Harmony therefore told him her idea about gill implants, concluding with: "You see, it _wouldn't_ violate any standing rule. If any computer technology were needed in making the gills, that part could be done outside the Enclave, so no exile would come near a computer. The surgery to put the gills in place could be done by ordinary human surgeons' hands."
Yang was intrigued. "And what about cost?"
Kim, feeling as if things were going their way, now forgot the caution she had enjoined on Alipang. "Our friends and relatives on the outside haven't had ALL their income confiscated, nor are we entirely unable to communicate with them. We could line up twenty or thirty persons outside the fence who could raise the money to do this for us."
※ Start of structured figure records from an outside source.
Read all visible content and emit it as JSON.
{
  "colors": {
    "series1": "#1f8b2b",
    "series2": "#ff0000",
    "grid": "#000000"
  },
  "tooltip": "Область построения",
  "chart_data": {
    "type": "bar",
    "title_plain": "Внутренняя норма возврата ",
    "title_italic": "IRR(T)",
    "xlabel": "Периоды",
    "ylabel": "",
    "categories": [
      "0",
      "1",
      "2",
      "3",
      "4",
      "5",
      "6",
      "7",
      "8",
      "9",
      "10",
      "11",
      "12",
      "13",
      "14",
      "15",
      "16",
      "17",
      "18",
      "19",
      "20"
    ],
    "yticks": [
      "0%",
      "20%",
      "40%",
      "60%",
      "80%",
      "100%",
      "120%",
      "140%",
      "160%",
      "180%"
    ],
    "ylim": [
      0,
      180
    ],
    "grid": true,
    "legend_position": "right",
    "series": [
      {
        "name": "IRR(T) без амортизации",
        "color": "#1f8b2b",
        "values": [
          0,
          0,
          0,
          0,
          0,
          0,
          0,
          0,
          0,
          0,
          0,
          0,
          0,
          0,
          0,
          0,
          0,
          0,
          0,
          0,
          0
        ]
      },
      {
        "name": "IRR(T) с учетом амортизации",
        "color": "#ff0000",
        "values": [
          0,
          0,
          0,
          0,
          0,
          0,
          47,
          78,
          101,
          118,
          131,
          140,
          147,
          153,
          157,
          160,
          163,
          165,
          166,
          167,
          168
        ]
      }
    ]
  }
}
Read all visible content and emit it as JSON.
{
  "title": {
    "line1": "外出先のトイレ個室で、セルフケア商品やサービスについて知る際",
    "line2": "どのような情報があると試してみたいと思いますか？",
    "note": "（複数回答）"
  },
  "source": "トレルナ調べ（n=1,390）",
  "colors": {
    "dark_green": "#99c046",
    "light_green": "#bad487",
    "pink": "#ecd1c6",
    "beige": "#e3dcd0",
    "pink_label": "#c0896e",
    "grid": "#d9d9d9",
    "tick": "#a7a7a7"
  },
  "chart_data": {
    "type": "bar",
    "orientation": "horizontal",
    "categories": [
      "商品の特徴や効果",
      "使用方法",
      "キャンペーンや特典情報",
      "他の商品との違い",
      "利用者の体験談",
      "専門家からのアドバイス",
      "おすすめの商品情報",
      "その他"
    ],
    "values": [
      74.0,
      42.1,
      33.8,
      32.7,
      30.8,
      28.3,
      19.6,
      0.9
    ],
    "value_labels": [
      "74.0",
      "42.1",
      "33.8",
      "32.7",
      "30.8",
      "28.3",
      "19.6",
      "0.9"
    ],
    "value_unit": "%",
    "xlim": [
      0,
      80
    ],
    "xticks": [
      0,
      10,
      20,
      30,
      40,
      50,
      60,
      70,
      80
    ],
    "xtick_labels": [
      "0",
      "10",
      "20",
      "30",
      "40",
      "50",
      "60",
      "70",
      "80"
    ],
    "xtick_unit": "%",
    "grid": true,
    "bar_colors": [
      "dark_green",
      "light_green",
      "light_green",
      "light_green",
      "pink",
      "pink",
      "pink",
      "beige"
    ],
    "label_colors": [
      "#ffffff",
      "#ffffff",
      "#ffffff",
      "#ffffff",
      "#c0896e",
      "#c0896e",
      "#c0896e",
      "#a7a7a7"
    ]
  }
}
Harmony smiled nervously. "Yeah, what she said. And all we ask of you is that you say a few _words_ to the bosses while you're still here: tell them you see no reason why this shouldn't be allowed. You're Chinese; they don't want to antagonize China, and it would cost them very little to do as you suggest. Please, Mr. Yang....think of it as helping a collective that needs its intelligentsia."
Yang smiled. "You Americans used to be stereotyped as obsessed with profits. None of you, however, has mentioned the question of how * I * would profit by helping you."
"Unless you need a tooth filled," said Alipang, "we don't _have_ much to offer."
"Then this is your lucky night, friends. You're right that it would cost this regime hardly anything to grant your request, and it will cost me even less to relay and advocate your request. So I'll do it; and the _only_ thing I will ask in return is something which will not be dishonorable or humiliating to anyone concerned." Yang put it that way for the same reason he was in the habit of telling people he was married: so that no one would think for an instant that he was looking for anything immoral. Harmony Havens, after all, was an attractive girl; these exiles, accustomed to authority figures with no conscience, might well have dreaded that he would ask for...payment...from her. But the reward Yang would ask for himself should be morally acceptable all around.